What if ethical brands became the norm rather than the exception? What if every red carpet turned green? What if Gigi Hadid said to Tommy Hilfiger, “I want us to switch to organic cotton for this collaboration.” Imagine if all the swimwear and surfwear designers chose recycled over virgin nylon. Then poured a percentage of their profits into researching how microplastic fibres can be prevented from entering our oceans. Imagine! Designers can save us. They are the ones who dream up the clothes we buy, who decide on the fabrics and colours and cuts.

I write this on the eve of the 21st Australian Fashion Week, an event I’ve been covering as a journalist since the early 2000s. Back then no one talked about sustainable or ethical fashion. Those phrases didn’t exist. We had our heads in the fashion clouds – we were hopelessly naïve. We thought it was amusing when Ksubi (then called Tsubi) made their 2001 debut with a perspex runway filled with live rats. More broadly, we had no clue that our denim habit might be dyeing rivers blue in China. Or that our addiction to pesticide-drenched cotton might be poisoning farmers and drying up the Aral Sea. Today we are older and wiser. Information about the impacts of our fashion consumption is much more readily available, and way more people are taking note.

In 2014 when I started writing my book about the fashion system, Wardrobe Crisis, there were some powerful players well down the path of shaping a more responsible fashion industry. I’m talking about designers like Stella McCartney and Vivienne Westwood, ethical fashion campaigners Livia Firth and Orsola de Castro, and behind-the-scenes supply chain and sustainability experts at companies like Kering, H&M and Patagonia. But the wider community had yet to switch on. Fast fashion consumers and mainstream magazines weren’t on board with this stuff at all, while we rarely saw ethical fashion on the runways.

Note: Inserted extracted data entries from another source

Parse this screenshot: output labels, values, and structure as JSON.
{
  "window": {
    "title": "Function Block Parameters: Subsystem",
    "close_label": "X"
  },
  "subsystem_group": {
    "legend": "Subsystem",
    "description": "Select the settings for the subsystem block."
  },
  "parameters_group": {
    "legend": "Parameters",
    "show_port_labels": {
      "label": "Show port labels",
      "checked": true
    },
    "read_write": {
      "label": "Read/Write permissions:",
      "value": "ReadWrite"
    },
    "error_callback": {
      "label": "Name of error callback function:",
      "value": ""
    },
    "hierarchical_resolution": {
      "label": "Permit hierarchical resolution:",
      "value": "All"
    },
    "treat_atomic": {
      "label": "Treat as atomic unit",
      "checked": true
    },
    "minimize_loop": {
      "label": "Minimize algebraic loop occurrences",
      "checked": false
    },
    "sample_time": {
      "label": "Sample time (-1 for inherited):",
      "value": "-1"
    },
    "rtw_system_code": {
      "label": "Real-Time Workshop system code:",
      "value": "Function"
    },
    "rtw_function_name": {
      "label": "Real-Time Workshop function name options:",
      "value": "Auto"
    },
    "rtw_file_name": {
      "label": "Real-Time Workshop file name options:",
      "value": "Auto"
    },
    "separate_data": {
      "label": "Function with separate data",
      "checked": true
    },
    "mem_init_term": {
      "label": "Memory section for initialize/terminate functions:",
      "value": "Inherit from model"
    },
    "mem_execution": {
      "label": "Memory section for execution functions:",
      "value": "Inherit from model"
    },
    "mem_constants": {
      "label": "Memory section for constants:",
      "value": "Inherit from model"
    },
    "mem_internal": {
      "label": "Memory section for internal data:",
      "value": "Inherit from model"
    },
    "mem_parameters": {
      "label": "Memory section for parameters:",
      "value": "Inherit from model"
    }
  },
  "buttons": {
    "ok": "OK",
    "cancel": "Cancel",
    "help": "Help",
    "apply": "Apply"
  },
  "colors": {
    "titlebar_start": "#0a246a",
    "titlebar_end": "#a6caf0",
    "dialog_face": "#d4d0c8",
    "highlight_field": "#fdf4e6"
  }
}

Three years later, sustainability is the buzzword. Looking just at Australia here’s a heartening list of examples: at this year’s BT Emerging Designer Award two out of three contenders were sustainable brands – Celeste Tesoriero and Kacey Devlin. Kit Willow of KitX is our equivalent of Stella McCartney. She talks about designing “from a spirit of kindness, integrity and transparency” and it’s obviously working – Emma Watson is a fan. This season Ginger and Smart, which is Ethical Clothing Australia (ECA) accredited, is working with organic cotton, natural dyes and recycled polyester. In fact, ECA is all over this year’s fashion week schedule with accredited brands like Bianca Spender showing, while Viktoria & Woods and Manning Cartell are speaking on Clean Cut’s Future Talks panel. And I’m excited to see what slow fashion designer Roopa Pemmaraju presents. Safe to say it won’t be rats.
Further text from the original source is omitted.